On one side, we could argue that, even though the House Elves themselves appear to argue in favour of their own continued enslavement, to claim that they like it, they wish it, it's in their natures to be enslaved, their decision is in fact coerced both by their own history (they have never known what it is like to be free and therefore fear it; their parents and grandparents always served a master so it appears to be the natural, appropriate state for them) and their legitimate fear (as proven by Dobby's own experience when he attempted to find paying employment) that they will be rejected by society if they don't continue their enslavement.

On the other side, we could find numerous examples in our own society where individuals (or even groups of individuals) subsume their own personal needs and personal fulfillment (at least as most of society would define those terms) to the needs of another person, group or cause in an almost slave-like manner. Does the fact that one receives wages and some time off really make that much of a difference for a person in a low paying job who absolutely has to keep the job to feed herself and her family? Is that kind of a situation that far from slavery?

Does that person really have a choice? Can she really, honestly choose to quit her job, if the town or city where she lives has high unemployment and no open positions?

I know... deep deep subjects. My problem is, I'm not sure I agree with Hermione in this case. I think she completely misreads the situation and projects her own "stuff" (the social and cultural beliefs that she's learned from her middle class Muggle parents) onto a race of beings she doesn't seem to wish to take the time to understand. Or even listen to.

In attempting to fight for their right to self-determination, Hermione herself makes the massive error of thinking she has the right to speak for the House Elves, to determine what is best for them without taking into consideration their opinions on the issues.

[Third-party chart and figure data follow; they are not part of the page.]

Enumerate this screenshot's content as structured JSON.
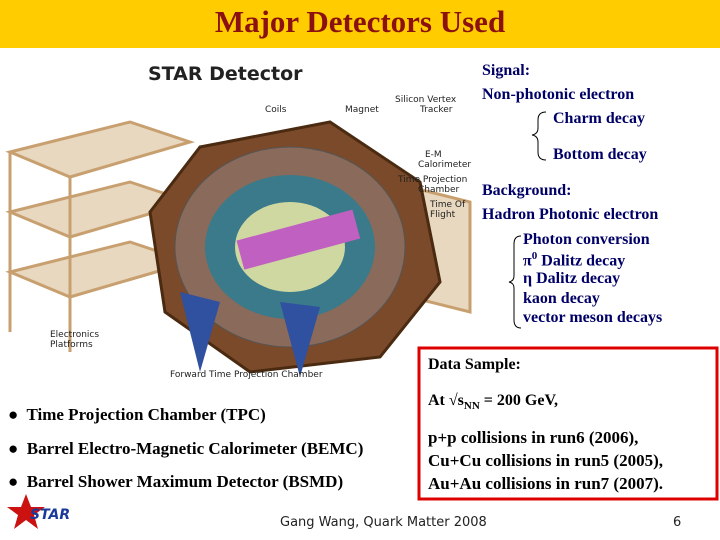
{
  "header": {
    "title": "Major Detectors Used"
  },
  "figure": {
    "title": "STAR Detector",
    "labels": [
      "Coils",
      "Magnet",
      "Silicon Vertex",
      "Tracker",
      "E-M",
      "Calorimeter",
      "Time Projection",
      "Chamber",
      "Time Of",
      "Flight",
      "Electronics",
      "Platforms",
      "Forward Time Projection Chamber"
    ]
  },
  "signal": {
    "heading": "Signal:",
    "source": "Non-photonic electron",
    "items": [
      "Charm decay",
      "Bottom decay"
    ]
  },
  "background": {
    "heading": "Background:",
    "source": "Hadron Photonic electron",
    "items": [
      {
        "text": "Photon conversion"
      },
      {
        "text": "π",
        "sup": "0",
        "rest": " Dalitz decay"
      },
      {
        "text": "η Dalitz decay"
      },
      {
        "text": "kaon decay"
      },
      {
        "text": "vector meson decays"
      }
    ]
  },
  "data_sample": {
    "heading": "Data Sample:",
    "energy": {
      "pre": "At √s",
      "sub": "NN",
      "post": " = 200 GeV,"
    },
    "runs": [
      "p+p collisions in run6 (2006),",
      "Cu+Cu collisions in run5 (2005),",
      "Au+Au collisions in run7 (2007)."
    ]
  },
  "bullets": [
    "Time Projection Chamber (TPC)",
    "Barrel Electro-Magnetic Calorimeter (BEMC)",
    "Barrel Shower Maximum Detector (BSMD)"
  ],
  "footer": {
    "logo": "STAR",
    "author": "Gang Wang, Quark Matter 2008",
    "page": "6"
  }
}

In fighting for their rights, she seems to me to be trampling them herself.

Sunday, November 4, 2012

Relishing a return to Rowling's humour

I've spent the past three weeks or so working my way through Stephenie Meyer's final three books in the twilight series: new moon, eclipse and breaking dawn. And, through a book sale at work, I managed to pick up all four of Meyer's novels in their French translations, which should help with my continuing effort to learn to read and speak that language.

Hooray for me.

This morning, however, I finally got the chance to get back to Harry Potter. More specifically, I picked up on The Goblet of Fire where I had left it off to start up with Bella, Edward and the twilight gang. I was delighted to find myself laughing out loud almost as soon as I began to read J.K.'s prose: the first scene I read was the one at the camp-site before the Quidditch World Cup, when Hermione, Ron and Harry return to their tent to find Mr. Weasley struggling to light a fire the Muggle way: with matches.

I just loved this line: "'Oops!' he said, as he managed to light a match, and promptly dropped it in surprise." I can just picture it happening: the scratch of the match, the flare of the flame, the surprise on Mr. Weasley's face and then his wrist flicking the burning match away from himself.

And that's yet another aspect of the Harry Potter novels that I think sets them apart from so much of the other Young Adult fiction out there: Rowling's sense of humour.

I found the twilight novels to be almost completely without humour, rolling along in a single consistently somber mood. I'm not sure The Hunger Games trilogy was any better.

But Rowling manages to find ways to brighten the tone of even her most challenging, frightening or intense scenes, often with a single turn of phrase or surprising observation. Her writing is quite Shakespearean in that way.

I shall keep an eye out for more examples that just this one as I continue to read and try to point out my favourites in future blogs.

Meanwhile, my friend Miranda chose to go out for Hallowe'en this year as Bellatrix Lestrange, putting together a convincingly evil costume and just the right sneer on her face. I'm told she encountered only on "Harry Potter" on her walk through the neighbourhood; fortunately, no duel ensued and both parties walked away unscathed.